The idea of The Elephants in My Backyard (2016) by Rajiv Surendra was interesting–a young actor is so enthralled with a character in a book and the similarities he shares with the character that he starts an email correspondence with the author and goes on a years-long quest to prepare himself for the role by visiting places in the book and learning skills that character had mastered but he hadn’t. Unfortunately, Surendra infused the story with so much anti-fat bias that I had a hard time relating to him or his journey.
In 2004, Rajiv was living in Toronto with his Sri Lankan-born parents when he is cast as the role of Kevin Gnapoor, the rapping mathlete in the movie Mean Girls.

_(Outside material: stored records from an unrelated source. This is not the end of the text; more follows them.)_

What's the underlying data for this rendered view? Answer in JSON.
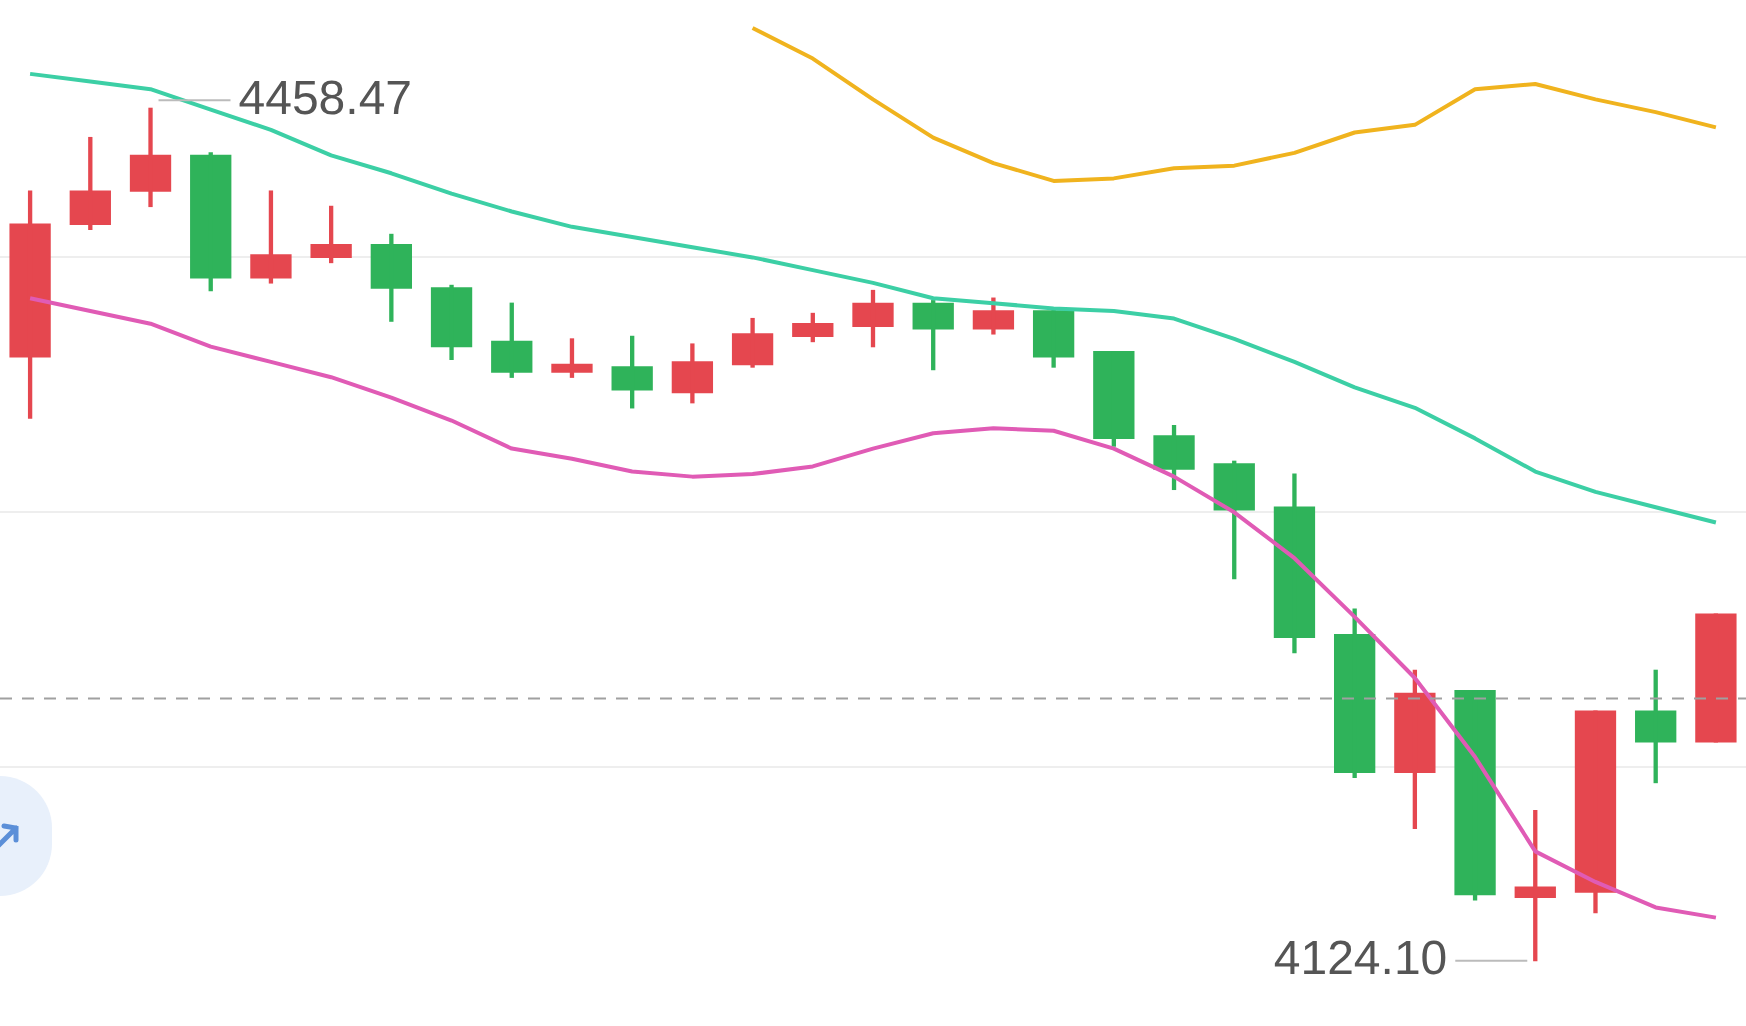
{
  "chart_data": {
    "type": "candlestick",
    "categories": [
      null,
      null,
      null,
      null,
      null,
      null,
      null,
      null,
      null,
      null,
      null,
      null,
      null,
      null,
      null,
      null,
      null,
      null,
      null,
      null,
      null,
      null,
      null,
      null,
      null,
      null,
      null,
      null,
      null
    ],
    "ohlc": [
      [
        4361,
        4426,
        4337,
        4413
      ],
      [
        4413,
        4447,
        4411,
        4426
      ],
      [
        4426,
        4458.47,
        4420,
        4440
      ],
      [
        4440,
        4441,
        4387,
        4392
      ],
      [
        4392,
        4426,
        4390,
        4401
      ],
      [
        4400,
        4420,
        4398,
        4405
      ],
      [
        4405,
        4409,
        4375,
        4388
      ],
      [
        4388,
        4389,
        4360,
        4365
      ],
      [
        4367,
        4382,
        4353,
        4355
      ],
      [
        4355,
        4368,
        4353,
        4358
      ],
      [
        4357,
        4369,
        4341,
        4348
      ],
      [
        4347,
        4366,
        4343,
        4359
      ],
      [
        4358,
        4376,
        4357,
        4370
      ],
      [
        4369,
        4378,
        4367,
        4374
      ],
      [
        4373,
        4387,
        4365,
        4382
      ],
      [
        4382,
        4383,
        4356,
        4372
      ],
      [
        4372,
        4384,
        4370,
        4379
      ],
      [
        4379,
        4380,
        4357,
        4361
      ],
      [
        4363,
        4363,
        4326,
        4329
      ],
      [
        4330,
        4334,
        4309,
        4317
      ],
      [
        4319,
        4320,
        4274,
        4301
      ],
      [
        4302,
        4315,
        4245,
        4251
      ],
      [
        4252,
        4262,
        4196,
        4198
      ],
      [
        4198,
        4238,
        4176,
        4229
      ],
      [
        4230,
        4230,
        4148,
        4150
      ],
      [
        4149,
        4183,
        4124.1,
        4153
      ],
      [
        4151,
        4222,
        4143,
        4222
      ],
      [
        4222,
        4238,
        4194,
        4210
      ],
      [
        4210,
        4260,
        4210,
        4260
      ]
    ],
    "colors": [
      "#e5474f",
      "#e5474f",
      "#e5474f",
      "#2fb35a",
      "#e5474f",
      "#e5474f",
      "#2fb35a",
      "#2fb35a",
      "#2fb35a",
      "#e5474f",
      "#2fb35a",
      "#e5474f",
      "#e5474f",
      "#e5474f",
      "#e5474f",
      "#2fb35a",
      "#e5474f",
      "#2fb35a",
      "#2fb35a",
      "#2fb35a",
      "#2fb35a",
      "#2fb35a",
      "#2fb35a",
      "#e5474f",
      "#2fb35a",
      "#e5474f",
      "#e5474f",
      "#2fb35a",
      "#e5474f"
    ],
    "series": [
      {
        "type": "line",
        "color": "#3ccfa5",
        "values": [
          4472,
          4469,
          4466,
          4458,
          4450,
          4440,
          4433,
          4425,
          4418,
          4412,
          4408,
          4404,
          4400,
          4395,
          4390,
          4384,
          4382,
          4380,
          4379,
          4376,
          4368,
          4359,
          4349,
          4341,
          4329,
          4316,
          4308,
          4302,
          4296
        ]
      },
      {
        "type": "line",
        "color": "#f0b31e",
        "values": [
          null,
          null,
          null,
          null,
          null,
          null,
          null,
          null,
          null,
          null,
          null,
          null,
          4490,
          4478,
          4462,
          4447,
          4437,
          4430,
          4431,
          4435,
          4436,
          4441,
          4449,
          4452,
          4466,
          4468,
          4462,
          4457,
          4451
        ]
      },
      {
        "type": "line",
        "color": "#e05bb5",
        "values": [
          4384,
          4379,
          4374,
          4365,
          4359,
          4353,
          4345,
          4336,
          4325,
          4321,
          4316,
          4314,
          4315,
          4318,
          4325,
          4331,
          4333,
          4332,
          4325,
          4314,
          4300,
          4282,
          4259,
          4235,
          4204,
          4167,
          4155,
          4145,
          4141
        ]
      }
    ],
    "yticks": [
      {
        "value": 4200,
        "label": null
      },
      {
        "value": 4300,
        "label": null
      },
      {
        "value": 4400,
        "label": null
      }
    ],
    "grid": "y",
    "tick_labels": false,
    "legend": false,
    "ref_lines": [
      {
        "axis": "y",
        "value": 4227,
        "color": "#a0a0a0",
        "line_style": "dashed"
      }
    ],
    "annotations": [
      "4458.47",
      "4124.10"
    ]
  }
}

A crewmember on set gives him a copy of Life of Pi, which he devours and instantly relates to the character of Pi. Playing Pi in the movie version of the book becomes his all-encompassing goal. He travels to India, learns how to swim, and turns down a regular series role in the hopes of landing the role of Pi.
There are many passages where he describes the anxiety spirals in his head, where he is catastrophizing, and these are where the anti-fat bias is worst. I had really enjoyed Life of Pi–both the book and movie when I read and watched each years ago, so I was really drawn in by Surendra’s story at first. His failure to recognize bias in all its forms was dehumanizing and disappointing and ruined the book for me.